While it can be considered part of Calgary’s backyard, the multiple provincial parks, recreation areas and public land use zones have become well-known across the country. With it likely to see more than four million visitors a year – rivalling Canada’s premier national park in Banff – a key aspect to its maintenance and preservation has long been overlooked.
Management plans for national parks are relatively well-known due to the roughly every 10-15 years they’re updated and the tremendous amount of work that is needed to see them across the finish line.
In Kananaskis Country, however, its management plans have layer upon layer of dust gathering as they simply no longer reflect the reality of what’s needed for the multiple provincial parks.
The plans, which are likely even unknown to exist to many locals, are mostly from a bygone era. Elbow-Sheep Wildland Provincial Park was last done in 1998, Peter Lougheed and Spray Valley provincial parks are from 2006 and Evan-Thomas Provincial Recreation Area was released in 2004.
Many of the plans are old enough to drive, able to legally drink and would’ve graduated from post-secondary school, but the reality is they are still the outdated guiding documents for the region.
In contrast, Parks Canada management plans for areas such as Yoho, Kootenay and Banff national parks have extensive public engagement, release “what they heard” reports from the public and ultimately publish a concise document that outlines the priorities for the next 10-15 years for that park region.
Few people would argue they’re perfect, but even fewer people could successfully push that they don’t outline the expectations from the federal agency. From conservation of wildlife and the environment, an emphasis on public transit and the priority of Indigenous relations and reconciliation, the plans put forward a vision for a specific region that best reflects modern times.
In 2022, an estimated 4.2 million people took in Kananaskis County – a significant increase since one million people visited in 2000.
The recreational area has become an international destination for some and subsequent provincial governments have pumped investments into the area for trails and campgrounds, while a Kananaskis Conservation Pass has itself become an election issue.
But while investments have come forward, Alberta Parks budget has been left to wither on the vine at times. The latest provincial budget has a $106 million increase for Environment and Protected Areas budget to $553 million in 2023-24, but it plummets to $499 million in 2024-25 and $357 million in 2025-26.

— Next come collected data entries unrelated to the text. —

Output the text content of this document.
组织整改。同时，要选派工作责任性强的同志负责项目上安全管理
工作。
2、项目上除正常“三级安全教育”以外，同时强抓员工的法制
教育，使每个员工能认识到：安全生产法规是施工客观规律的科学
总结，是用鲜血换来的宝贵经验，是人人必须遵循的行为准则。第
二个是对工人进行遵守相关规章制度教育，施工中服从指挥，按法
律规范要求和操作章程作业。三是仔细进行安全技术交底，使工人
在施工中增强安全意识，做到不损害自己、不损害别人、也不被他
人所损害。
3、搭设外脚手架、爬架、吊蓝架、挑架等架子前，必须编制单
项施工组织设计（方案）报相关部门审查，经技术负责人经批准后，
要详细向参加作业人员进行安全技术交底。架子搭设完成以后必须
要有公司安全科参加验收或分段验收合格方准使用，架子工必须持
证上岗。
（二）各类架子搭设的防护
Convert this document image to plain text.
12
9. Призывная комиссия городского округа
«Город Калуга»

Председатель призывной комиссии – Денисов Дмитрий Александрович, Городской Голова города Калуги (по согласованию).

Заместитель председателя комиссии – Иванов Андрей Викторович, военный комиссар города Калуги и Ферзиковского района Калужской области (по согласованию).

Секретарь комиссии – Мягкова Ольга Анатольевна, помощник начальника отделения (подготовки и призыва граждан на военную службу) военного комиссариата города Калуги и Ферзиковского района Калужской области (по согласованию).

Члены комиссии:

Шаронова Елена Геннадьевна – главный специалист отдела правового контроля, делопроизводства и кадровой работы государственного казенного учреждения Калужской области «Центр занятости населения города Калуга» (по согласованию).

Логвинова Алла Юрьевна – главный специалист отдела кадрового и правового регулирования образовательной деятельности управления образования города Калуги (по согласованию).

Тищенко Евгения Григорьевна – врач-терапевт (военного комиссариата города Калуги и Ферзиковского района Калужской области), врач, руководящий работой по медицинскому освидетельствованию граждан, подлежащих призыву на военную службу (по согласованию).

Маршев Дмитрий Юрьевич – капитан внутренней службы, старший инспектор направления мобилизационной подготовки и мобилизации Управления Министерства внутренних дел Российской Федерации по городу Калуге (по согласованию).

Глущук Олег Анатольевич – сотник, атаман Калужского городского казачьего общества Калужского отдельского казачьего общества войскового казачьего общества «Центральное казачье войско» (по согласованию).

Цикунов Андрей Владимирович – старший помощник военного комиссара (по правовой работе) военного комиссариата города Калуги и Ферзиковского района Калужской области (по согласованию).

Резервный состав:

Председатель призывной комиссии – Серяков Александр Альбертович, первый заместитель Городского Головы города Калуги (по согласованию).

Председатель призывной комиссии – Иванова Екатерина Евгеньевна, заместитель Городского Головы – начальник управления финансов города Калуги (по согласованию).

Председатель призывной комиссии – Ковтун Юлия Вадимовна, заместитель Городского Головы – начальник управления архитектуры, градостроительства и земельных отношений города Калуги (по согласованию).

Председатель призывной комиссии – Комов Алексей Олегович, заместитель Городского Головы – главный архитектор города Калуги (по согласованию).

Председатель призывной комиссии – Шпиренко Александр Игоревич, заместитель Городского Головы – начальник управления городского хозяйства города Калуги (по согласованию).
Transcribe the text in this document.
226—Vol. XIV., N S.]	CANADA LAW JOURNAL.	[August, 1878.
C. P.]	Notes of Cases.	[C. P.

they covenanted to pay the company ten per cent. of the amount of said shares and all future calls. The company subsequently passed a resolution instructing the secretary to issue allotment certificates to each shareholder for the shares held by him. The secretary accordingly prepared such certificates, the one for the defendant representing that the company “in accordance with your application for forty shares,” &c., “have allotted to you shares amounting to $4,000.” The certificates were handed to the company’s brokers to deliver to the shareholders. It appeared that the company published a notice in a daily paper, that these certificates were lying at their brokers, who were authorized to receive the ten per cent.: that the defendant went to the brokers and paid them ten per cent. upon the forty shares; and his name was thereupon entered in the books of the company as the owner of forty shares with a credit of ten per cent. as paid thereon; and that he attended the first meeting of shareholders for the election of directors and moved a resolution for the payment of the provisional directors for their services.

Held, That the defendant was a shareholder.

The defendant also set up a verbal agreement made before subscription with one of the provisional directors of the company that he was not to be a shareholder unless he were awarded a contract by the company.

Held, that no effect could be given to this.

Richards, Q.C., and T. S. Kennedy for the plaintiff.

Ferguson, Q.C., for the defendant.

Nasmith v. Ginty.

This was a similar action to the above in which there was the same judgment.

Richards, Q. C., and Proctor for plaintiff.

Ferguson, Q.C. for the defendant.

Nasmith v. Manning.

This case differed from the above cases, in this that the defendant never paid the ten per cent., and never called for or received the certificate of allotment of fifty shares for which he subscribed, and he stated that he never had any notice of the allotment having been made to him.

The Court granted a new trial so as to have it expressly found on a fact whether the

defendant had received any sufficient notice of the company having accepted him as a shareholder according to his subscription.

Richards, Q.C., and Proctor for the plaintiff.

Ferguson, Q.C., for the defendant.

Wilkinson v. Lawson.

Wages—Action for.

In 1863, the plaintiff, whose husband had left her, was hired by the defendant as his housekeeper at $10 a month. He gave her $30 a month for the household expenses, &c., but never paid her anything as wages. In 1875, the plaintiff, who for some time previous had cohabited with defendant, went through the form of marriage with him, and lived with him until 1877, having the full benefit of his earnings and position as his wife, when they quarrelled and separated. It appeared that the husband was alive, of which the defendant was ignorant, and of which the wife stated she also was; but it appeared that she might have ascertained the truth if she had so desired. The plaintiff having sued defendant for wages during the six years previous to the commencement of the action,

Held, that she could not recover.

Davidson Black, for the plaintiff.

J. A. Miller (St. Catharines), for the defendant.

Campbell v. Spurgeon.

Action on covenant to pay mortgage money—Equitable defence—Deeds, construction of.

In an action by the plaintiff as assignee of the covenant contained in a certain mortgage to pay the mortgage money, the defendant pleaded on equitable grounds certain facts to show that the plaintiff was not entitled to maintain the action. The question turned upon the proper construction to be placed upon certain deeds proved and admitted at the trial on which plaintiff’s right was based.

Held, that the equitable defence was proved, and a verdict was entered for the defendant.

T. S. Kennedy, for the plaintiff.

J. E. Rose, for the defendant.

Obviously much can change for each budget, but how you forecast future budgets can be as much of a tell as the importance of an area to the actual funding it receives.
It comes at the same time as the province has made outdoor recreation a potential cash cow for economic growth through tourism, with $196 million set aside to refurbish and expand infrastructure in said areas.
Too much has changed in Kananaskis Country to ignore the priority needed to be given to the management plans. The easiest fix would be to legislate a timeline for new plans, similar to the province’s federal counterparts. Though it’s easy to put requirements into law, the supply of adequate resources is equally important.
A management plan offers a guideline for the here and now, but also for the coming years.
In a recent decision by the Land and Property Rights Tribunal, a 20-unit glamping project in Kananaskis Public Land Use Zone was allowed to go ahead. The decision cited plans that were more than 20 years old, including one nearing 40, in aiding in its decision.
A plan that was written in 1986 such as the Kananaskis Sub Regional Integrated Resource Plan or the Kananaskis Recreation Policy of 1999 simply aren’t adequate in coming to decisions in 2023.
Regardless of which party is in power in Alberta four weeks from now, if Kananaskis Country is going to be of continued importance for residents and visitors, work needs to begin on new management plans before the year is out.